Para além destas manifestações violentas, certamente em relação a experiências dolorosas, as recomendações do relatório para o futuro são amplamente relevantes, sem excluir algumas recomendações isoladas que são menos relevantes ou bastante impertinentes em contraste com a especificidade da Igreja, tais como, por exemplo, abolir o selo sacramental da confissão ou reconsiderar o celibato dos padres nesta área.

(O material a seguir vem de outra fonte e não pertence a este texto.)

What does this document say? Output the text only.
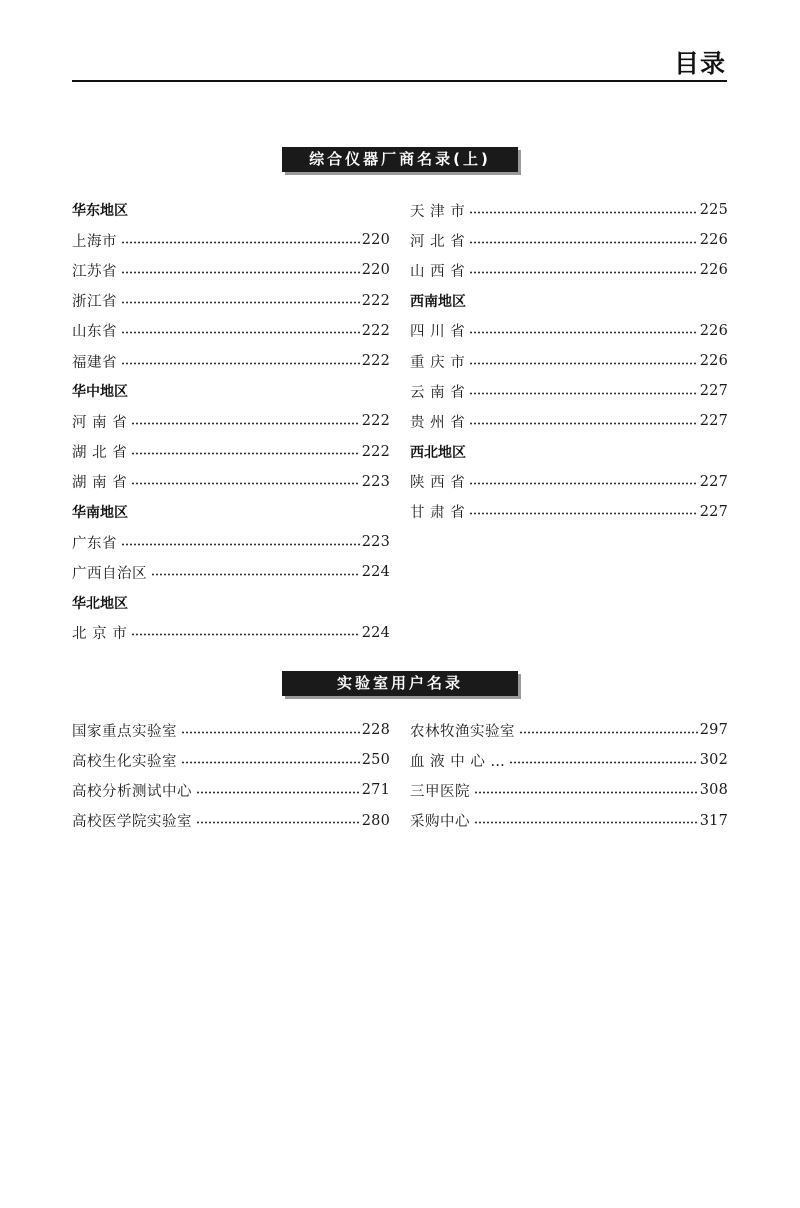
目录
综合仪器厂商名录(上)
华东地区
上海市	220
江苏省	220
浙江省	222
山东省	222
福建省	222
华中地区
河 南 省	222
湖 北 省	222
湖 南 省	223
华南地区
广东省	223
广西自治区	224
华北地区
北 京 市	224
天 津 市	225
河 北 省	226
山 西 省	226
西南地区
四 川 省	226
重 庆 市	226
云 南 省	227
贵 州 省	227
西北地区
陕 西 省	227
甘 肃 省	227
实验室用户名录
国家重点实验室	228
高校生化实验室	250
高校分析测试中心	271
高校医学院实验室	280
农林牧渔实验室	297
血 液 中 心 …	302
三甲医院	308
采购中心	317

O relatório indica que a maior parte dos abusos ocorreu entre 1950 e 1970. Ao avaliar as causas e propor recomendações, existe sem dúvida um anacronismo em considerar estes acontecimentos passados com a mentalidade e parâmetros actuais, sem considerar o longo caminho que a Igreja fez e a sociedade está a tentar desmascarar estes comportamentos e as coordenadas culturais e espaço-temporais que lhes permitem ter lugar. O relatório faz uma análise detalhada por períodos de 20 e 30 anos, contudo, a síntese global esbate as diferenças e pode levar a pensar que a média deste longo período de 70 anos de agressão contra menores constitui a média actual. Assim, poder-se-ia concluir falsamente que actualmente 3 % de padres são abusadores e que as instituições religiosas são mais perigosas para as crianças do que qualquer outra, quando na realidade o período mais negro, com 56 % de agressões, foi identificado na década de 1960.

De um ponto de vista objectivo, deveria ter sido feita uma avaliação global das práticas de pederastia em França desde 1950, e dos parâmetros culturais que lhes estão subjacentes, em todos os sectores ligados à juventude (educação nacional, clubes desportivos, etc.) e não apenas centrada na Igreja.) e não se concentrar apenas na Igreja, esquecendo que nesses anos uma certa elite intelectual em França defendeu estas práticas (basta recordar Jean-Paul Sartre, Roland Barthes, Simone de Beauvoir, Gilles et Fanny Deleuze, Francis Ponge, Philippe Sollers, Jack Lang, Bernard Kouchner, Louis Aragon, André Glucksmann, François Châtelet e muitos outros).